De Kesel was born in 1947 in Ghent. He entered the seminary in 1965, studied philosophy and theology at the seminary of Saint-Paul in Ghent and received his degree in Philosophy and Letters at the Catholic University of Leuven. From 1968 until 1972 he studied theology in Rome at the Pontifical Gregorian University, he gained first his license and then in 1977 his doctorate. He was ordained a priest for the Diocese of Ghent on 26 August 1972 by his uncle Leo, who served as auxiliary bishop of Ghent. While in Ghent he taught Religious Education at the diocesan secondary school in Eeklo, and provided courses in Religion, Philosophical Anthropology and Contemporary Thought at a training college for social work, before becoming professor of fundamental theology and dogmatic theology at the Major Seminary of Ghent and at the same time, Professor of Theology at the Higher Institute of Religious Sciences in Ghent, where he was also Dean, professor of Christology at the Catholic University of Leuven, responsible for the formation of pastoral workers in Ghent, episcopal vicar for theological and pastoral training in the diocese of Ghent.
Bishop
appointed him titular Bishop of Bulna and auxiliary of Mechelen-Brussel on 20 March 2002. He was consecrated on 26 May and appointed Vicar General for the vicariate of Brussels.

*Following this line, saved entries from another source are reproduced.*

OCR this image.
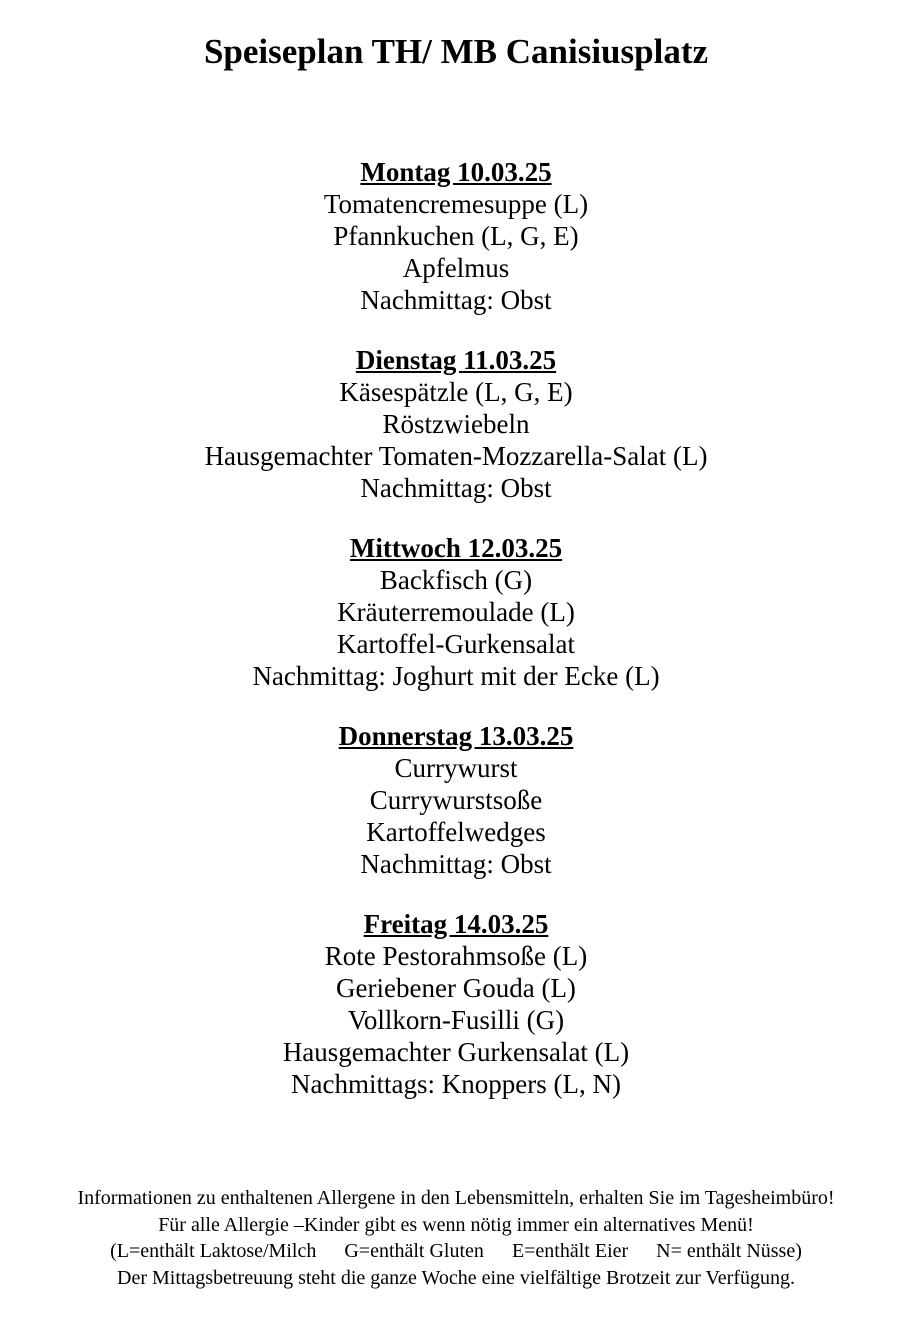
Speiseplan TH/ MB Canisiusplatz
Montag 10.03.25
Tomatencremesuppe (L)
Pfannkuchen (L, G, E)
Apfelmus
Nachmittag: Obst
Dienstag 11.03.25
Käsespätzle (L, G, E)
Röstzwiebeln
Hausgemachter Tomaten-Mozzarella-Salat (L)
Nachmittag: Obst
Mittwoch 12.03.25
Backfisch (G)
Kräuterremoulade (L)
Kartoffel-Gurkensalat
Nachmittag: Joghurt mit der Ecke (L)
Donnerstag 13.03.25
Currywurst
Currywurstsoße
Kartoffelwedges
Nachmittag: Obst
Freitag 14.03.25
Rote Pestorahmsoße (L)
Geriebener Gouda (L)
Vollkorn-Fusilli (G)
Hausgemachter Gurkensalat (L)
Nachmittags: Knoppers (L, N)
Informationen zu enthaltenen Allergene in den Lebensmitteln, erhalten Sie im Tagesheimbüro!
Für alle Allergie –Kinder gibt es wenn nötig immer ein alternatives Menü!
(L=enthält Laktose/Milch G=enthält Gluten E=enthält Eier N= enthält Nüsse)
Der Mittagsbetreuung steht die ganze Woche eine vielfältige Brotzeit zur Verfügung.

In the Belgian bishops' conference he has been responsible for the inter-diocesan Commission for Pastoral Liturgy and a delegate to the Commission of the Bishops' Conferences of the European Community. After Cardinal Godfried Danneels, Archbishop of Mechelen-Brussels, reached retirement age in 2008, the Nuncio to Belgium, Archbishop Karl-Josef Rauber, recommended De Kesel to succeed him, a candidacy supported by Danneels as well. Pope Benedict XVI ignored Rauber's recommendation and De Kesel remained an auxiliary. The affair was recalled in later years as Pope Francis took a different stance, making Rauber a cardinal, moving De Kesel, and then making De Kesel a cardinal. On 25 June 2010, he was appointed bishop of Bruges after the early resignation of Roger Vangheluwe and installed there on 10 July 2010. In September 2010 De Kesel said: "I think the Church must ask itself the question of whether it is appropriate to keep the mandatory character of celibacy. We could say that there are celibate priests, but that people for whom celibacy is humanly impossible should also have the chance of becoming priests."
Archbishop
On 6 November 2015 Pope Francis named De Kesel to succeed André-Joseph Léonard as Archbishop of Mechelen-Brussels and Primate of Belgium. He was installed at a Mass attended by the Belgian monarch on 12 December 2015. Carl E. Olson of the Catholic World Report regards De Kesel as a theological liberal, noting his support of Cardinal Walter Kasper's proposal to allow couples who have divorced and remarried to receive Holy Communion. Christopher Lamb calls him "a moderate in comparison with his conservative predecessor". He noted that the Bishop of Antwerp, Johan Bonny, had called for the recognition of same-sex relationships, while De Kesel by contrast said that universal respect, no matter one's sexual orientation "is a value that the Gospel shares with modern culture." Pope Francis made De Kesel a cardinal in the consistory of 19 November 2016. On 23 December 2017 Pope Francis appointed De Kesel a member of the Dicastery for the Laity, Family and Life. He was named a member of the Pontifical Council for Culture on 11 November 2019.